Chez les patients bénéficiant d’une dialyse péritonéale intermittente ou d’une dialyse péritonéale continue ambulatoire, aucune adaptation posologique n’est nécessaire.

Utilisation chez les patients âgés

Ce médicament doit être utilisé avec prudence chez les personnes âgées, en particulier en cas d’utilisation de fortes doses.

Mode d’administration

Voie orale.

Pour certaines des posologies décrites ci-dessus, il existe également d’autres médicaments contenant du métronidazole à un dosage différent (comprimé pelliculé de 500 mg) ou se présentant sous une autre forme pharmaceutique (solution pour perfusion à 5 mg/mL).

orale

- Hypersensibilité à la substance active (métronidazole), à d’autres nitro-5-imidazolés ou à l’un des excipients mentionnés à la rubrique 6.1.
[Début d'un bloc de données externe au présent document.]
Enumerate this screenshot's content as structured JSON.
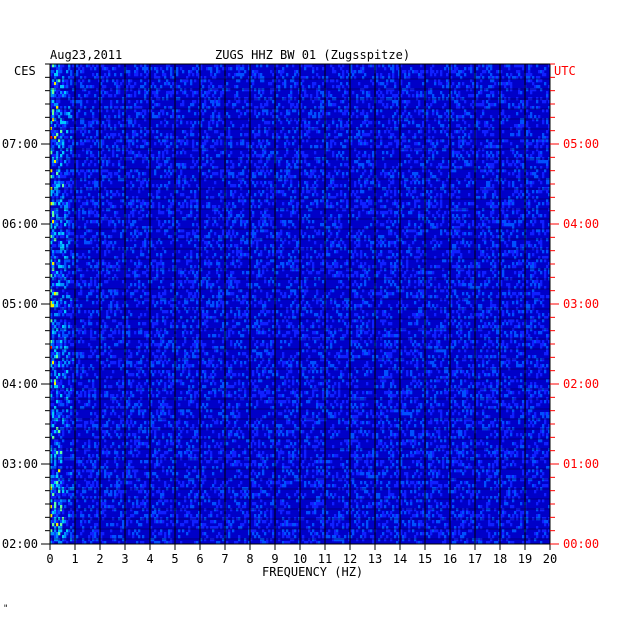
{
  "header": {
    "date": "Aug23,2011",
    "station": "ZUGS HHZ BW 01 (Zugsspitze)",
    "left_zone": "CES",
    "right_zone": "UTC"
  },
  "chart_data": {
    "type": "heatmap",
    "title": "ZUGS HHZ BW 01 (Zugsspitze)",
    "xlabel": "FREQUENCY (HZ)",
    "xlim": [
      0,
      20
    ],
    "x_ticks": [
      "0",
      "1",
      "2",
      "3",
      "4",
      "5",
      "6",
      "7",
      "8",
      "9",
      "10",
      "11",
      "12",
      "13",
      "14",
      "15",
      "16",
      "17",
      "18",
      "19",
      "20"
    ],
    "left_ticks": [
      "07:00",
      "06:00",
      "05:00",
      "04:00",
      "03:00",
      "02:00"
    ],
    "right_ticks": [
      "05:00",
      "04:00",
      "03:00",
      "02:00",
      "01:00",
      "00:00"
    ],
    "left_axis_label": "CES",
    "right_axis_label": "UTC",
    "grid": true,
    "colors": {
      "background": "#0000c8",
      "low": "#1020ff",
      "mid": "#00c8ff",
      "high": "#f0f000",
      "peak": "#ff2000",
      "grid": "#000000",
      "right_axis": "#ff0000"
    }
  },
  "footer_mark": "\""
}
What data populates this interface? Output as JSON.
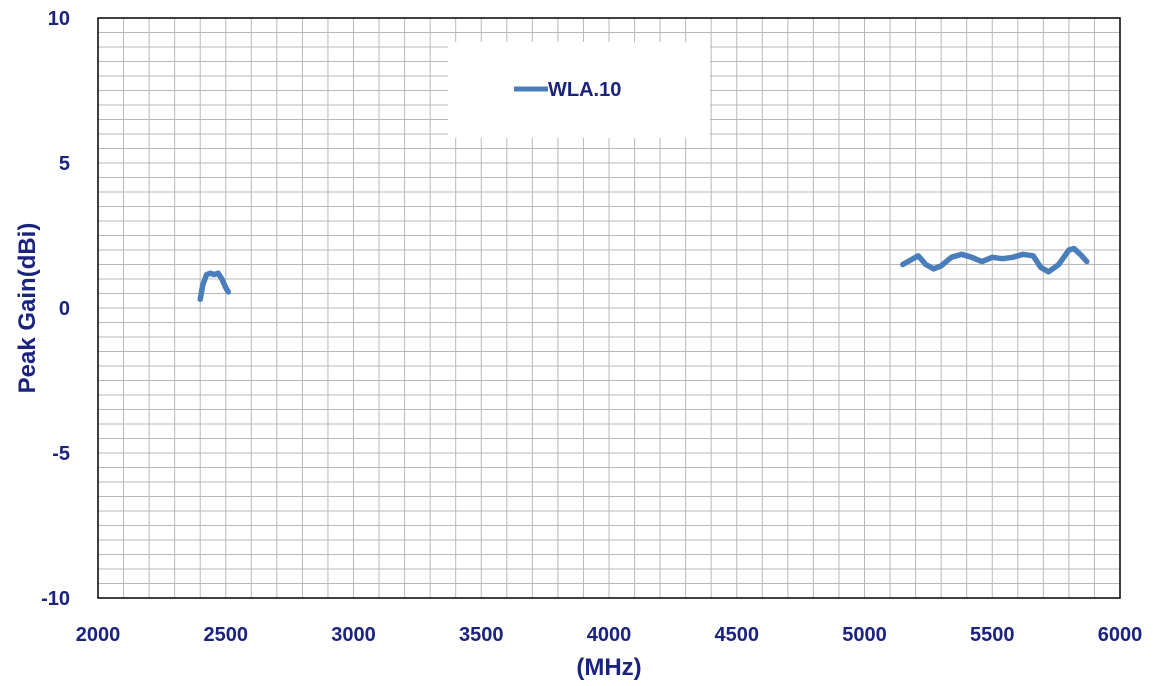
{
  "chart_data": {
    "type": "line",
    "xlabel": "(MHz)",
    "ylabel": "Peak Gain(dBi)",
    "xlim": [
      2000,
      6000
    ],
    "ylim": [
      -10,
      10
    ],
    "x_ticks": [
      2000,
      2500,
      3000,
      3500,
      4000,
      4500,
      5000,
      5500,
      6000
    ],
    "y_ticks": [
      10,
      5,
      0,
      -5,
      -10
    ],
    "x_tick_labels": [
      "2000",
      "2500",
      "3000",
      "3500",
      "4000",
      "4500",
      "5000",
      "5500",
      "6000"
    ],
    "y_tick_labels": [
      "10",
      "5",
      "0",
      "-5",
      "-10"
    ],
    "grid": true,
    "legend_position": "top-center",
    "series": [
      {
        "name": "WLA.10",
        "color": "#4a7ebb",
        "segments": [
          [
            [
              2400,
              0.3
            ],
            [
              2410,
              0.8
            ],
            [
              2425,
              1.15
            ],
            [
              2440,
              1.2
            ],
            [
              2455,
              1.15
            ],
            [
              2470,
              1.2
            ],
            [
              2485,
              1.0
            ],
            [
              2500,
              0.7
            ],
            [
              2510,
              0.55
            ]
          ],
          [
            [
              5150,
              1.5
            ],
            [
              5180,
              1.65
            ],
            [
              5210,
              1.8
            ],
            [
              5240,
              1.5
            ],
            [
              5270,
              1.35
            ],
            [
              5300,
              1.45
            ],
            [
              5340,
              1.75
            ],
            [
              5380,
              1.85
            ],
            [
              5420,
              1.75
            ],
            [
              5460,
              1.6
            ],
            [
              5500,
              1.75
            ],
            [
              5540,
              1.7
            ],
            [
              5580,
              1.75
            ],
            [
              5620,
              1.85
            ],
            [
              5660,
              1.8
            ],
            [
              5690,
              1.4
            ],
            [
              5720,
              1.25
            ],
            [
              5760,
              1.5
            ],
            [
              5800,
              2.0
            ],
            [
              5820,
              2.05
            ],
            [
              5850,
              1.8
            ],
            [
              5870,
              1.6
            ]
          ]
        ]
      }
    ]
  }
}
- Premier trimestre de la grossesse.

Une surveillance clinique et biologique régulière (incluant un hémogramme) est recommandée dans les cas suivants : traitement prolongé ou à fortes doses, antécédents de dyscrasie sanguine, infection sévère et insuffisance hépatique sévère.

Chez les patients présentant une insuffisance hépatique sévère ou une altération de l’hématopoïèse (par exemple granulocytopénie), le métronidazole ne doit être utilisé que si les bénéfices attendus sont clairement supérieurs aux risques potentiels.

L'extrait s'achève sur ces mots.